The Pop Up Chapel website still bears the engagement photo in which Katie’s lips are pressed to Des’ cheek. “They’ve accumulated quite the furry family, but also look forward to meeting the children they’ve named and have yet to conceive. All in all, they complete each other, and they think that’s pretty awesome,” reads the accompanying text. Des is quoted, “I know we’ve already started a life together, but I can’t wait to be able to call her my wife.”

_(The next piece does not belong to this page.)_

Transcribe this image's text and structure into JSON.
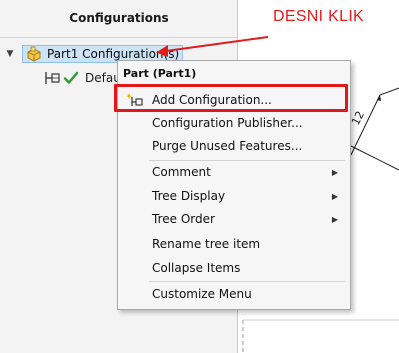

They’d gone to middle school and high school together, but went their separate ways before reconnecting on MySpace in 2008. On July 24, the first day that New York clerks issued marriage licenses to same-sex couples, Des and Katie picked theirs up at the City Clerk’s Office in downtown Manhattan. “Couples were getting married and coming out of the courthouse, and there were musicians playing. I got chills every time a couple came out,” Des told me when I met with her at a bar in SoHo, her mood more somber than the festive events she remembered, or, for that matter, as I remember. At the time, I was covering New York’s first same-sex marriages for the Village Voice. I’d spoken to Des about how excited she was to be married. You could hear it in her voice. The New York wedding would be the “no-stress” one, Des told me then, to be followed by the bigger formal ceremony in Boston. There would be cupcakes. The couple seemed giddy, thrilled, and very publicly in love.
That Saturday, July 30, their wedding day, Des says now, was the kind of whirlwind any bride speaks of. “It went by so fast. We got our hair done, we got our makeup done. We changed, we went to Central Park. We forgot to eat, so we went to Whole Foods, and we’re like, We’re eating at Whole Foods and we’re about to get married. It was surreal. I was so excited.”